Best Parameters are: 
 {'max_features': 0.5, 'max_samples': 0.8, 'n_estimators': 20}


In [19]:
# Model Building - New Bagging Model with best parameters
auto_bag_best = BaggingRegressor(n_estimators = auto_bag_results.best_params_["n_estimators"],
                                max_samples = auto_bag_results.best_params_["max_samples"],
                                max_features = auto_bag_results.best_params_["max_features"])

In [20]:
auto_bag_best

BaggingRegressor(max_features=0.5, max_samples=0.8, n_estimators=20)

#### New Model Evaluation

In [21]:
# Evaluating the performance of new bagging model
auto_bag_best.fit(x_trg, y_trg)
print("Accuracy of new bagging model on Training set is: ", auto_bag_best.score(x_trg, y_trg))
print("Accuracy of new bagging model on Test set is: ", auto_bag_best.score(x_test, y_test))

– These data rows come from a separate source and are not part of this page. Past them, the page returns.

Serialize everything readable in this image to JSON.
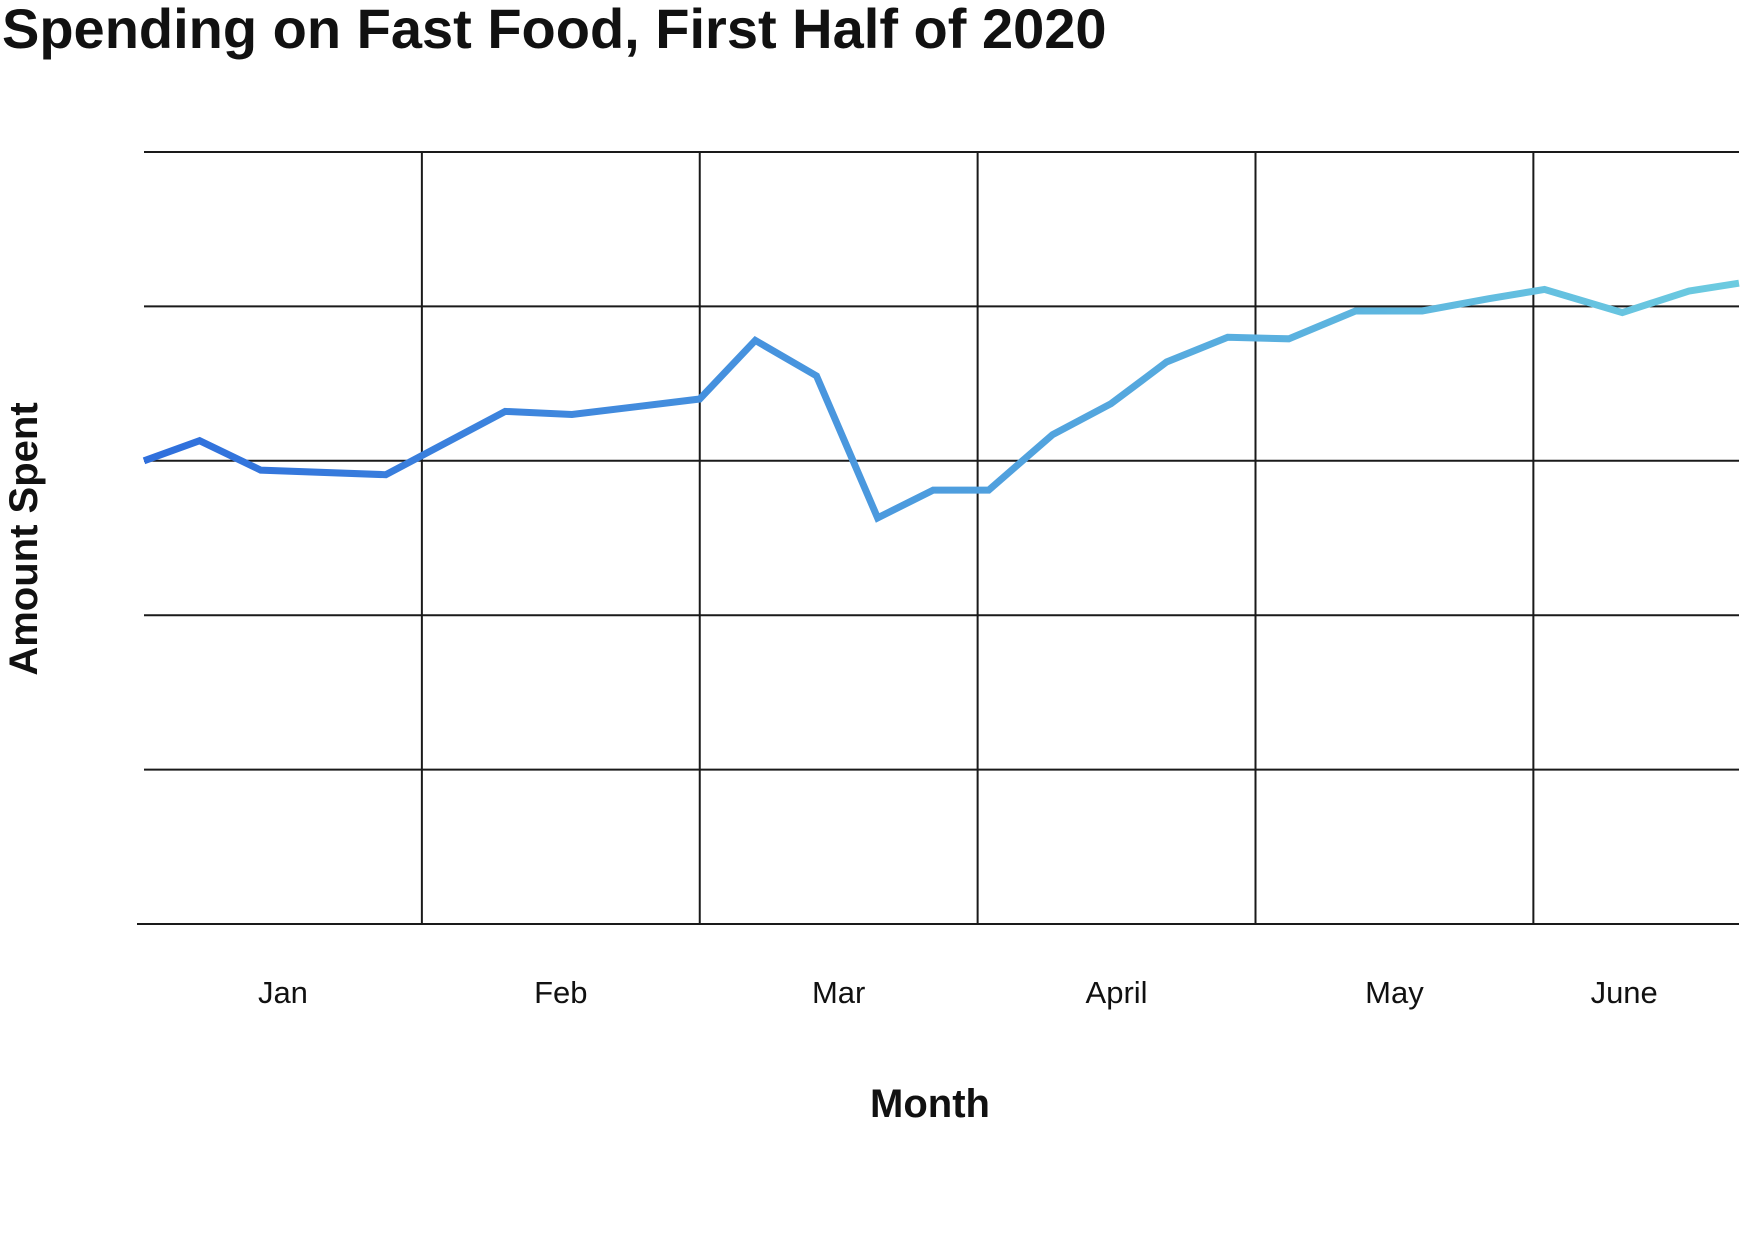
{
  "chart_data": {
    "type": "line",
    "title": "Spending on Fast Food, First Half of 2020",
    "xlabel": "Month",
    "ylabel": "Amount Spent",
    "categories": [
      "Jan",
      "Feb",
      "Mar",
      "April",
      "May",
      "June"
    ],
    "grid": true,
    "y_tick_labels_shown": false,
    "ylim": [
      0,
      5
    ],
    "line_gradient": {
      "start": "#2f6fdc",
      "end": "#6ccbe0"
    },
    "series": [
      {
        "x": [
          0.0,
          0.2,
          0.42,
          0.87,
          1.3,
          1.54,
          2.0,
          2.2,
          2.42,
          2.64,
          2.84,
          3.04,
          3.27,
          3.48,
          3.68,
          3.9,
          4.12,
          4.36,
          4.6,
          4.84,
          5.04,
          5.32,
          5.56,
          5.74
        ],
        "values": [
          3.0,
          3.13,
          2.94,
          2.91,
          3.32,
          3.3,
          3.4,
          3.78,
          3.55,
          2.63,
          2.81,
          2.81,
          3.17,
          3.37,
          3.64,
          3.8,
          3.79,
          3.97,
          3.97,
          4.05,
          4.11,
          3.96,
          4.1,
          4.15
        ]
      }
    ]
  }
}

Accuracy of new bagging model on Training set is:  0.9370275323427278
Accuracy of new bagging model on Test set is:  0.6522038536477504


In [22]:
# Prediction on Test set
auto_pred_2 = auto_bag_best.predict(x_test)
auto_pred_2

array([32.43      , 33.815     , 31.7075    , 14.23125   , 26.04816667,
       33.60558333, 24.42166667, 16.24869048, 26.86845238, 16.665     ,
       31.50208333, 25.56178571, 28.66375   , 33.94      , 32.10833333,
       24.0212987 , 24.81666667, 14.56119048, 27.12301587, 27.81151587,
       13.845     , 19.1675    , 22.59388889, 19.7612987 , 29.42888889,
       18.59      , 34.44      , 26.21      , 15.43238095, 29.8875    ,
       26.5975    , 14.015     , 27.81583333, 27.16541667, 16.02369048,
       25.37678571, 15.22      , 24.523     , 28.56416667, 13.45555556,
       18.3925    , 24.55301587, 13.29      , 32.9875    , 25.23055556,
       25.425     , 12.865     , 20.90735931, 15.90952381, 28.2375    ,
       12.955     , 13.825     , 27.59333333, 31.73416667, 20.91261905,
       14.56035714, 27.72      , 33.961     , 18.57      , 13.14035714,
       33.18      , 28.71666667, 13.705     , 16.178125  , 27.95468254,
       29.41541667, 19.16166667, 28.06      , 16.74      , 33.31

In [23]:
# Compute the RMSE of new bagging model
auto_rmse_2 = sqrt(mean_squared_error(y_test, auto_pred_2))
print("The RMSE of new Bagging Model is: ", auto_rmse_2)

The RMSE of new Bagging Model is:  4.390804331089603


We can see here that RMSE of bagging model improved from `4.69` to `4.39`. So we can say that the efficiency of new model imporoved with **Grid Search** approach.